Very grateful to Masters of Cinema for sending me a complimentary dual-format edition of THE LADY WITHOUT CAMELIAS, and early, underseen Antonioni movie starring the stunning Lucia Bosè. Watched it with guest David Wingrove, which was a good decision — the film is slow to start, and the more people you have in the audience on such an occasion, the less likely you are to switch off. And I’m so glad we didn’t!

The picture begins with Bosè becoming an overnight sensation in her first movie — this Milanese shopgirl is now a rising star. The problems she now faces concern both love and art — can she achieve anything worthwhile in the cinema, and can she balance that with a successful romantic life. The reason both goals are so difficult is that the men in her life all want complete control of her, and are threatened whenever she tries to make a decision. It’s when this starts to become clear that the drama kicks in and the film goes from sliding past your eyes in a slightly apologetic fashion, to gripping you by the skull while fixing you with a hypnotic gaze. More of what we think of as the Antonioni style becomes visible as the story develops, also, as the drab studios and streets of the opening scenes are replaced with ultra-modern cinemas and chic, soulless duplexes.

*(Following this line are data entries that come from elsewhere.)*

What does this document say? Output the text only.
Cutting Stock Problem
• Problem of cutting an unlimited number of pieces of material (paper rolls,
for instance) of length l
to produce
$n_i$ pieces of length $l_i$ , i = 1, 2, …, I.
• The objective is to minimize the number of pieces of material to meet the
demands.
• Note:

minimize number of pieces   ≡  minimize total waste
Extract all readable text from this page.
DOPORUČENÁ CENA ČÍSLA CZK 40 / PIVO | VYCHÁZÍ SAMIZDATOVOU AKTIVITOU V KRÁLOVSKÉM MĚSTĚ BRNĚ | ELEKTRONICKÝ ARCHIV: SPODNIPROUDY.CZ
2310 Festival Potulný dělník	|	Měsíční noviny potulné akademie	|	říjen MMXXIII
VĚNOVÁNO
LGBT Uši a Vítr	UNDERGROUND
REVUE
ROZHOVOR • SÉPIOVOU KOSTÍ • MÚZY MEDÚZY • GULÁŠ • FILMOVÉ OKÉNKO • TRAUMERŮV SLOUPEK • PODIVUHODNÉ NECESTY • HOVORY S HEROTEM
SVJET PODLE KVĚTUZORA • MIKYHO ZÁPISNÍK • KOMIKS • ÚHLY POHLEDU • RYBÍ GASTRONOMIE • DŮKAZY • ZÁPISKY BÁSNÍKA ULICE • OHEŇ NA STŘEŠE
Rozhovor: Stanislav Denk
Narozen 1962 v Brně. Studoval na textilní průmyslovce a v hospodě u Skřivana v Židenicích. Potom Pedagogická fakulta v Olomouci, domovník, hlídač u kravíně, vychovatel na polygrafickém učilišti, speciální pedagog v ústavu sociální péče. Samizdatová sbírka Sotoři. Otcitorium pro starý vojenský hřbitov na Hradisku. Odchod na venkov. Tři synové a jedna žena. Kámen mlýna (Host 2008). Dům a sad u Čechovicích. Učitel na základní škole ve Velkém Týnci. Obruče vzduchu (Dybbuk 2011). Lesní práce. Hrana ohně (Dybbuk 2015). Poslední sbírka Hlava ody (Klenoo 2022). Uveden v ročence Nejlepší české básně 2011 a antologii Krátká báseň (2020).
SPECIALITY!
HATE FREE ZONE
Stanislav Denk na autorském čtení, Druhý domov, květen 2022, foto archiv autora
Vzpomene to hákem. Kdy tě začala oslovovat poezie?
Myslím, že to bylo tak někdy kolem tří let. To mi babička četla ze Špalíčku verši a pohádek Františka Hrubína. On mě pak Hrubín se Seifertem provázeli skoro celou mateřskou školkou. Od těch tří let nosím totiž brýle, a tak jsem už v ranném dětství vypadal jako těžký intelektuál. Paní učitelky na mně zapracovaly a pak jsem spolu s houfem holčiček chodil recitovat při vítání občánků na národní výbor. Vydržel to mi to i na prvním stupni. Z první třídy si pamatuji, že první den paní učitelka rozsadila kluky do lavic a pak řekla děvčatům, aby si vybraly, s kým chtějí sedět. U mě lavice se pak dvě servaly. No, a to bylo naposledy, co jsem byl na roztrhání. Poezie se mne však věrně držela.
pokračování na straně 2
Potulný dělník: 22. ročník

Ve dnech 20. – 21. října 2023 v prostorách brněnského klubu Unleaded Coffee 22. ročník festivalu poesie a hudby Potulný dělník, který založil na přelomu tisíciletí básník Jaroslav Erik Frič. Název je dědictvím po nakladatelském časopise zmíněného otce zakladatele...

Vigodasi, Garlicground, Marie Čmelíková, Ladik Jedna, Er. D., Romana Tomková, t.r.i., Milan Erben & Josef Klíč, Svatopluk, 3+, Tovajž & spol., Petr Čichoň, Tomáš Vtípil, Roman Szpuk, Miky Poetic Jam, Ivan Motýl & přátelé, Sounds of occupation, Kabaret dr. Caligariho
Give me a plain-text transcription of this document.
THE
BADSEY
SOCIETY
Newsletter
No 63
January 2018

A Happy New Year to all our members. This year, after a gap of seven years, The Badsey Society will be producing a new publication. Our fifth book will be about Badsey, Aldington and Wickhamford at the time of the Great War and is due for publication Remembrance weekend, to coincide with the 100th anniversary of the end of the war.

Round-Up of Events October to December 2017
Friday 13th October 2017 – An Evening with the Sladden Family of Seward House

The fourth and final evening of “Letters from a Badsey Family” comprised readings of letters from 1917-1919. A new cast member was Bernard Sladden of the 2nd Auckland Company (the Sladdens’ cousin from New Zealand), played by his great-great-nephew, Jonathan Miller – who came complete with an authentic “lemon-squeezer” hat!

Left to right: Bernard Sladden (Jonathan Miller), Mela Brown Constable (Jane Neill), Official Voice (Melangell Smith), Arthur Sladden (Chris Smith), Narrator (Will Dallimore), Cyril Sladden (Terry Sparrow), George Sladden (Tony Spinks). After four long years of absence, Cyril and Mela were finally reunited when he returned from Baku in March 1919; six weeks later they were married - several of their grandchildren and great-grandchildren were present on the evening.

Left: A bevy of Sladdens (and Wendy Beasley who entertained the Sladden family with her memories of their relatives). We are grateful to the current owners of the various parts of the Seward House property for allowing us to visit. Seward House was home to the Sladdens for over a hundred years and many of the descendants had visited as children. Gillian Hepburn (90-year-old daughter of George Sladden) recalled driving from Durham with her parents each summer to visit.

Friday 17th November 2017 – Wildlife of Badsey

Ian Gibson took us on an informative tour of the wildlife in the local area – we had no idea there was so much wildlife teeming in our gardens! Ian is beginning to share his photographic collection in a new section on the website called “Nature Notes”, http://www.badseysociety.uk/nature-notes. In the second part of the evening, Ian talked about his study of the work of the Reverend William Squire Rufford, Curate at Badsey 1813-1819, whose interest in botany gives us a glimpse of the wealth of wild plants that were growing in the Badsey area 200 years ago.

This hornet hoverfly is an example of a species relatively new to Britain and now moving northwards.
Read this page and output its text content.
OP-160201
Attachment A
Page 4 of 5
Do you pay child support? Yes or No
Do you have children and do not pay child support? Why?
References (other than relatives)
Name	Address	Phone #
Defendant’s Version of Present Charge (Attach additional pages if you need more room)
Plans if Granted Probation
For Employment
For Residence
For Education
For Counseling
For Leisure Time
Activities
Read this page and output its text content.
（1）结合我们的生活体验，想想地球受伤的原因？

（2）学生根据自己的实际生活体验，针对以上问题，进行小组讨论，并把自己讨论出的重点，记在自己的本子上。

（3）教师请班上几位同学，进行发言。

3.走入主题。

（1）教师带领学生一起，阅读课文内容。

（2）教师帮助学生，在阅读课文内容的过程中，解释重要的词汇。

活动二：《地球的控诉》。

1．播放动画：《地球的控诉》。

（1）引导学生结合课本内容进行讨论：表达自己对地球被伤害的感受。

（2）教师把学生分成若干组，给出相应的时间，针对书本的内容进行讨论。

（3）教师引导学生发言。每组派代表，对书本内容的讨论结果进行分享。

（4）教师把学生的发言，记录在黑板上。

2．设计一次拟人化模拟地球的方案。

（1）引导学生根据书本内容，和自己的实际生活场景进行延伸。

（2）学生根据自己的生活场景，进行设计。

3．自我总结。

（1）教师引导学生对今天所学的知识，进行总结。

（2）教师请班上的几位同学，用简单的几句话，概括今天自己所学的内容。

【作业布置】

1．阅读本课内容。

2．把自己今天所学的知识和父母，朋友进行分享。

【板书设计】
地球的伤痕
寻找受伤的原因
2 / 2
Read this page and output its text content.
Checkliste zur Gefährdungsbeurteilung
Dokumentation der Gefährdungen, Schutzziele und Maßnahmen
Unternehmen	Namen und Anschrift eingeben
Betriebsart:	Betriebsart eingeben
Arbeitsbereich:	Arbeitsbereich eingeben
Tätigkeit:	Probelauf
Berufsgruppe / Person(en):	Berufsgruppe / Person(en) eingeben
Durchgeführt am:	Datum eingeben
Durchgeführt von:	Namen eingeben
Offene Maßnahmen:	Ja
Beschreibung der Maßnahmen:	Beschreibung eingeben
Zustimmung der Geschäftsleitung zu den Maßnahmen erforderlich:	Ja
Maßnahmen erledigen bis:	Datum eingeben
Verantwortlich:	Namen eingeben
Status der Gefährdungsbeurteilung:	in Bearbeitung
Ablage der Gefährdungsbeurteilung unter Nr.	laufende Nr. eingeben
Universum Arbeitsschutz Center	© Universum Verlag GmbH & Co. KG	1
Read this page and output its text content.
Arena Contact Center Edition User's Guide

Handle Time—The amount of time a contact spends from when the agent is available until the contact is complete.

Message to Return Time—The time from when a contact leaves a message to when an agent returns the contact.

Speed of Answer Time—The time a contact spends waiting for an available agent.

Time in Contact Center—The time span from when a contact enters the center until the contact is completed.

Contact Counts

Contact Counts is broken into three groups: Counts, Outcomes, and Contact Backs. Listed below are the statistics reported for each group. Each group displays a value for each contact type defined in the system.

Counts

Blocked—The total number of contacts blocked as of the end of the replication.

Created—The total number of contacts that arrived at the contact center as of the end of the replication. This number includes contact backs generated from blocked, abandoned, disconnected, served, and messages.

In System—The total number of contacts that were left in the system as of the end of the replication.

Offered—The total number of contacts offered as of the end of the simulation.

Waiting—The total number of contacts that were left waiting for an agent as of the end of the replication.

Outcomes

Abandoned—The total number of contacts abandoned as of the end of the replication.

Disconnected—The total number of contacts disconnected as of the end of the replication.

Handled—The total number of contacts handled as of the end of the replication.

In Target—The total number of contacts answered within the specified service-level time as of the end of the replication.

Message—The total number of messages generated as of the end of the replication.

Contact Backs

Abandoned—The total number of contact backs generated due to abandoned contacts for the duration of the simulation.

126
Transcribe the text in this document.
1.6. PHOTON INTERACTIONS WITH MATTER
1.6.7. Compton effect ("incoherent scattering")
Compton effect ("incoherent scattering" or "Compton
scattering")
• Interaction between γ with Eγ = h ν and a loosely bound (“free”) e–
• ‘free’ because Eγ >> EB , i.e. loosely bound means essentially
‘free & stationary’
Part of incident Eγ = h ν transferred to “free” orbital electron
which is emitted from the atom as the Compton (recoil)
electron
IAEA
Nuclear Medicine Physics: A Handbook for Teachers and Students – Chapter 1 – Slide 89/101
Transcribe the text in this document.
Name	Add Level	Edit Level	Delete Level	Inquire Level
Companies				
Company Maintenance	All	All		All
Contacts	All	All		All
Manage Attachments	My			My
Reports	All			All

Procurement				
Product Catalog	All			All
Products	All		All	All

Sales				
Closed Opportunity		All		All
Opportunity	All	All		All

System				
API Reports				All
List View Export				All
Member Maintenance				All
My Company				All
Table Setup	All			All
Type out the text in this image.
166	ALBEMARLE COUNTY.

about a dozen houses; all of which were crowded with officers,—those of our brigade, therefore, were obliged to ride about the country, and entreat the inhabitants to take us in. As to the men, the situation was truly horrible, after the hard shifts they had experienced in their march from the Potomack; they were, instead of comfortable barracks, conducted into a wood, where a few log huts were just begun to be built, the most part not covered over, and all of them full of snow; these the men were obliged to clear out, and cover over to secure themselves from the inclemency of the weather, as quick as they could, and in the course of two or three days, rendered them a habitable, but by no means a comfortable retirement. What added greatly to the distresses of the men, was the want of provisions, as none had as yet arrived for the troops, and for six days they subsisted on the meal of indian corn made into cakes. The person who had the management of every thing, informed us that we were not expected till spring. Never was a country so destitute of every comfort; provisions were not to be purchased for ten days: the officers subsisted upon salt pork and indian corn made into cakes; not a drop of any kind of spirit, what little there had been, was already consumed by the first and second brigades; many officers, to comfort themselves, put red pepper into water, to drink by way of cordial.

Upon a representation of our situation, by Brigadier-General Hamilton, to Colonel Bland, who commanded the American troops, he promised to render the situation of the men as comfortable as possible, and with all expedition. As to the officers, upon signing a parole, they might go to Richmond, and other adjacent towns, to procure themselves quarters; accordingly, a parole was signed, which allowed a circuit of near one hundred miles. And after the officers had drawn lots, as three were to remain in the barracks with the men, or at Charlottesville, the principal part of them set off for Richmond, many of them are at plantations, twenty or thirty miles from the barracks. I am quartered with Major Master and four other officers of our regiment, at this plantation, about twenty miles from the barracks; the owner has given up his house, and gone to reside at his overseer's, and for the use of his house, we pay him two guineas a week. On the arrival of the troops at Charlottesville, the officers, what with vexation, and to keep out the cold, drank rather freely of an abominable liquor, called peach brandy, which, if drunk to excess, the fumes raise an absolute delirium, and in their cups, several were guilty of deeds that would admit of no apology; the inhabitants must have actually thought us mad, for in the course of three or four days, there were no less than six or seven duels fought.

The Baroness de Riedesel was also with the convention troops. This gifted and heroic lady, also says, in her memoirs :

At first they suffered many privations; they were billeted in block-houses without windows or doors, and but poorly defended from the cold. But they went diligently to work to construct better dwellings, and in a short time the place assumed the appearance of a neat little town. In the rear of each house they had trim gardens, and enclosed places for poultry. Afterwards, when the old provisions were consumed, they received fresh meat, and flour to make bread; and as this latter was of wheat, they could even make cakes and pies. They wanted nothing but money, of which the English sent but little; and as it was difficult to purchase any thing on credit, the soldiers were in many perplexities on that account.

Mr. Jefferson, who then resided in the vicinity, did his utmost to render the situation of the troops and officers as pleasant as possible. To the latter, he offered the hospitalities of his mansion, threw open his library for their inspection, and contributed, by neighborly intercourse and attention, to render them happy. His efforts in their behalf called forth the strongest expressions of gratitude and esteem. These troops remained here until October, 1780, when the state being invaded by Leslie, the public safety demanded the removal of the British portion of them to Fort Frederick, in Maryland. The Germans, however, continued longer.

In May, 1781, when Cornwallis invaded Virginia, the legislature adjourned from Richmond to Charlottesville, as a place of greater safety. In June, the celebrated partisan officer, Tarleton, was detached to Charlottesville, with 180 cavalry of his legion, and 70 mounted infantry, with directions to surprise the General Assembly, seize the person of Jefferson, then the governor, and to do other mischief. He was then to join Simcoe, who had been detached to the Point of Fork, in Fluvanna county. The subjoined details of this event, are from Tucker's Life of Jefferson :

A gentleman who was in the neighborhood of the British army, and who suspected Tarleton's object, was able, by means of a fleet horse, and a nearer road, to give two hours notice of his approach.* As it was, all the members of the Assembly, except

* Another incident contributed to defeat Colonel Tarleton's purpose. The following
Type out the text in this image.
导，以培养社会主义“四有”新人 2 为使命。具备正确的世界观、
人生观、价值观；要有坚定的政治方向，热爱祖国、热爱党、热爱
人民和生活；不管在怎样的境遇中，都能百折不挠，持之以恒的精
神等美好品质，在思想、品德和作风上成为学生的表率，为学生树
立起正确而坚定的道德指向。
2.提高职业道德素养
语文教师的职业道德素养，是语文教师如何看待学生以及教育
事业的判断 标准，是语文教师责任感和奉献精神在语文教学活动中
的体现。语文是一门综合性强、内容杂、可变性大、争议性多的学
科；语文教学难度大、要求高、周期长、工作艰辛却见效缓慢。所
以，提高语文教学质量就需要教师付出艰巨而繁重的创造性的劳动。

They’re so chic they have a fire surround in the middle of the room.

Sophia Loren was apparently offered the lead role, but turned it down as being too close to home. But it’s Bosè
who really was a Milanese shopgirl (Loren’s background was less respectable), though Loren did work in the fumetti, as this character is supposed to have done. Bosè’s extraordinary glamour comes with a slightly uncomfortable edge — her waist is so slender it looks cinched, but isn’t. Her body achieves a blending of the voluptuous and the starved that no body should be expected to attain. Her performance has something of the glacial quality I associate with later Antonioni, but the movie invites emotional engagement with the character in a way that’s progressively less common in the maestro’s oeuvre.

The obvious comparison is Ophuls’ Italian opus, LA SIGNORA DI TUTTI, which likewise charts the rise and fall of a female movie star. That film begins with a suicide before flashing back, whereas this one adopts a straight linear path, maybe accounting for its trouble getting started, but the Antonioni is no less clearly a tragedy. While the fate that awaits Isa Miranda in the thirties flick is potentional death by her own hand, Antonioni’s heroine is threatened with spiritual death — the possibility of a life of compromise and failure. It’s potentially more depressing that way — Ophuls’ tragedy carried with it a built-in feeling of “if only”. There may be no “if only” in Antonioni’s world.

“Is every man in her life part of some conspiracy to drive her insane?” asked David W, quite early on. The answer is YES, with the multi-tier conspiracy consisting of the film business, family life, marriage, Italian society, and human nature.

David later apologized in case he was poor company, having been emotionally shattered by the experience of the film (of course, he was still spendid company, even while reeling). I never actually find films depressing if they’re good. This one I’d call devastating but not depressing. Fiona thought it was depressing, but she still liked it. Does that say something about our differing personalities?

David W tells me that only ill-health kept the octogenarian Bosè from her stated intention of appearing on the Italian version of Celebrity Love Island last year, which suggests that Antonioni’s askance view of celebrity may be more timely than ever.